Bedbugs removed from local Walmart store
Store at Powers & Palmer Park affected
We're accustomed to bedbugs showing up in apartments and motels, but not in a popular shopping center.
A Walmart spokeswoman confirmed Wednesday that bedbugs were found in an employee lounge last weekend, at a store near the intersection of Powers and Palmer Park boulevards in Colorado Springs.
The blood-sucking pests, which have become more common nationally in recent years, were concentrated on a piece of furniture in the lounge, said spokeswoman Kayla Whaling.
Whaling said the store called an exterminator to treat infested areas around the lounge, and to check public areas in the store where the bedbugs were likely to spread. The concern was that the steady stream of around-the-clock customers would help the pests spread.
However, Whaling said follow-up tests showed no trace of bedbugs, and the pests apparently did not spread beyond the lounge.
James Whidden, owner of Mug-A-Bug Pest Control in Colorado Springs, said finding bedbugs in a retail establishment is unusual.
"They're mainly going to set up where they can get a blood meal," he said. "That's normally where you have people sitting or sleeping for long periods of time."
Whidden said the bedbugs probably were treated with pesticides instead of heat extermination because the store's large space makes extended heating above 110 degrees difficult.

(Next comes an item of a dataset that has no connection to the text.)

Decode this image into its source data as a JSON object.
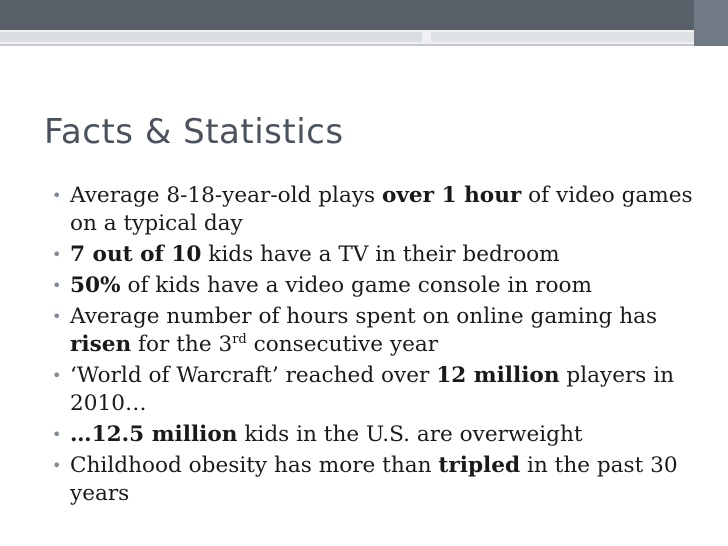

"I don't think you'd have a high concern from a consumer point, to where they're going to spread rapidly throughout the store, and just get into anything and everything.," he said. " I think a treatment on the employee area right away would suffice. To do a knee-jerk reaction and treat the entire store, I don't think that would probably be necessary."
Some customers expressed mixed emotions about the situation.
"I wouldn't go in the store," said Sandra Edmonds. "I would be pretty upset about it. Where did (bedbugs) come from? If they're going to be in the store, they came from somebody."
I've been a long-time customer over here," said Jesse Francisco. "I'd probably give them the benefit of the doubt to get cleaned up."
According to the National Pest Management Association, bedbugs travel on clothing, personal items and merchandise. They can be controlled by detection devices and visual inspection by pest control professionals. Changing rooms, employee lockers and lounges and rental departments are among the high-risk areas for the pests.